Does machine learning justify changing our need for a glass box?
Take a look at this paper. It’s titled, “Deep learning and the Schrödinger equation”. It’s implications are really interesting; first let’s take a look at the paper’s claim.
“We have trained a deep (convolutional) neural network to predict the ground-state energy of an electron in four classes of confining two-dimensional electrostatic potentials. On randomly generated potentials, for which there is no analytic form for either the potential or the ground-state energy, the neural network model was able to predict the ground-state energy to within chemical accuracy, with a median absolute error of 1.49 mHa. We also investigate the performance of the model in predicting other quantities such as the kinetic energy and the first excited-state energy of random potentials. While we demonstrated this approach on a simple, tractable problem, the transferability and excellent performance of the resulting model suggests further applications of deep neural networks to problems of electronic structure.”
So what does this mean in laymen’s terms? It basically means that we can give a computer a lot of different examples of any given problem we want it to solve and can get answers for questions about that problem that are really accurate.
Let’s say you were looking at some physical phenomenon you wanted to understand. (Let’s use something like the probability of finding a tennis ball that you dropped in a hole in the ground.)
Now in general if you drop a tennis ball in a big hole in the ground it usually falls towards the center where the hole is the deepest. So it’s unlikely that it will get caught on the outer fringes, but still possible.
So you might get some sort of curve of changing probability that looks like this, where x=0 is the center of the hole and the further out you go, the lower the probability gets.
You can read more about the Schrödinger equation here, but for our purposes what you should know is that it gets very complicated very quickly. The second you start trying to use it to model two tennis balls, things become very very difficult to solve, especially because we only have the probabilities!
The glass box
When we manipulate equations that we believe accurately model the real world, every valid manipulation of that model is something that we also believe to be “true”, and we continue to manipulate this equation until we arrive at a statement of interest to the question we’re asking. These models are sometimes called a “glass box”. This is because the process we are inspecting is one that we believe that we understand because the model we’re using works for that particular problem.
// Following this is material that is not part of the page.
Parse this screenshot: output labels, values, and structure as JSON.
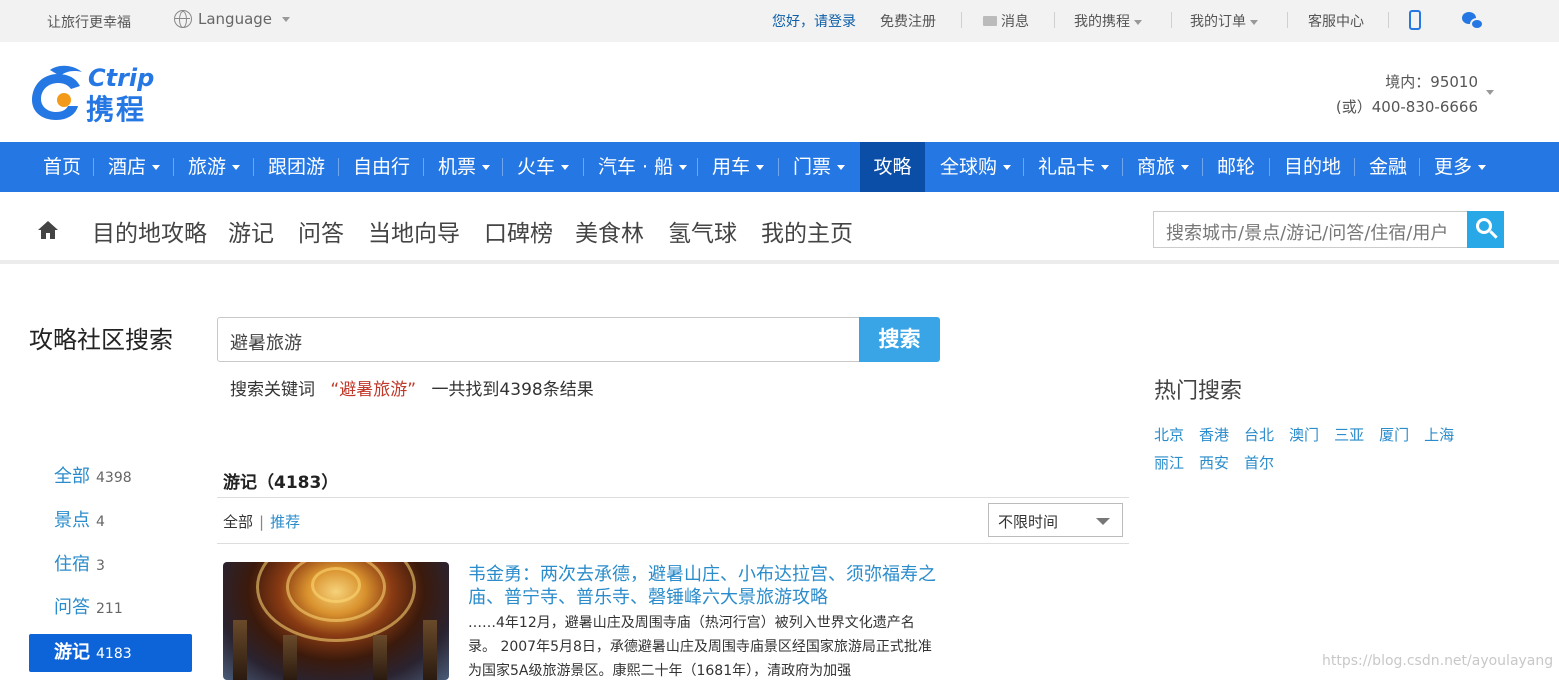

In the context of this paper something called a Convolutional Neural Network is used. It works by looking at thousands of input-output examples of the thing you want to model, and creates an approximation of the raw numerical operations that are applied to your input in order to “fake” knowing whatever the function actually is. This process of creating a numerical model that doesn’t have to know anything about the function it’s approximating is called a “black box”. We know what we put into the box and we know what comes out, and that’s it. Because we don’t really know what the model looks like other than the numbers, we usually just test it to see how accurate it is and then use it for problems where we don’t have a glass box yet.
This concept of neural networks was actually invented in the 1950’s, but it’s only recently that this method of machine learning has exploded in popularity for solving complex problems. This paper is interesting because it enables us to use computers as black boxes to solve problems that were once thought to only be solved with glass boxes. Now we don’t need to understand a problem in order to be able to use an approximation of the answer. And before you say it, this has nothing to do with the hidden variables theory, which isn’t what we’re talking about. (That’s a question that Einstein)
Which models are better?
Well just looking at it heuristically we get exact accuracy with glass boxes but they can take a long time to develop and accurately research.
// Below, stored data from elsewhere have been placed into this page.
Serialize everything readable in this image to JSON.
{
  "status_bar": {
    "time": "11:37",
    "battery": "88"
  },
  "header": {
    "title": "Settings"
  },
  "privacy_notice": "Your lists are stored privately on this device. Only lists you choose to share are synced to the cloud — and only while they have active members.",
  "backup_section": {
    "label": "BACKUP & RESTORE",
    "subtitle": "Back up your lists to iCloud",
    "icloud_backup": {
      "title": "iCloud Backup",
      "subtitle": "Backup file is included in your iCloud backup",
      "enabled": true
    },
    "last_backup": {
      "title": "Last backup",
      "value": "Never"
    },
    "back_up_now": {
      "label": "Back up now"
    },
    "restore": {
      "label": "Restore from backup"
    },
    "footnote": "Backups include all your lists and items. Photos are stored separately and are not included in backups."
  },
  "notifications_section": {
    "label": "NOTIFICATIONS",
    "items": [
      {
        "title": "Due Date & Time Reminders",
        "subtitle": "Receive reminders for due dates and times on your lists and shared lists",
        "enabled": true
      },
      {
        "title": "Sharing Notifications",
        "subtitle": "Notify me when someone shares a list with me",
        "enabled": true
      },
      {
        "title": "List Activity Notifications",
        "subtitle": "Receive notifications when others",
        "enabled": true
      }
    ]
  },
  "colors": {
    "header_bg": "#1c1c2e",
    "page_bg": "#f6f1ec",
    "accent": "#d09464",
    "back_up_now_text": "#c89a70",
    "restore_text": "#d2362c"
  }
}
On the other hand we can get black boxes that can give us a 0.1% margin of error and provide us with models for a lot of different problems a LOT faster because all we have to do is collect some data and then train a machine learning algorithm.
That brings up a more important question for us then, what’s more important? Is numerical accuracy all that matters? What is a model supposed to do for us?
I think the answer is that the model we choose in general entirely depends on the problem. Up until recently we’ve never really had the option to use anything other than a pure math, glass box solution to model any given situation to the best of our ability.
It is important to state though that this does have it’s limits. The predictions of these machine learning models are based solely upon our experimental data. So if there are unusual qualities we don’t know about, we won’t be able to notice until we hit edge cases.
For example, the ultraviolet catastrophe was a fault in the Rayleigh-Jeans law that was only uncovered because we could use test the model on much smaller wavelengths that we hadn’t used in experiment to see what it would predict. Only then did we find that it was unrealistic and needed to be revised.
So how should we model reality? Do we need to understand how a particular phenomenon works in order to make meaningful use of our predictions? Or can we ignore it and go on to use machine learning to speed up research and engineering at the cost of understanding.
The Engineer in my says who cares, but the physicist in me cares quite a lot and believes that there shouldn’t be a black box in our understanding of fundamental aspects of reality like schrodinger evolution.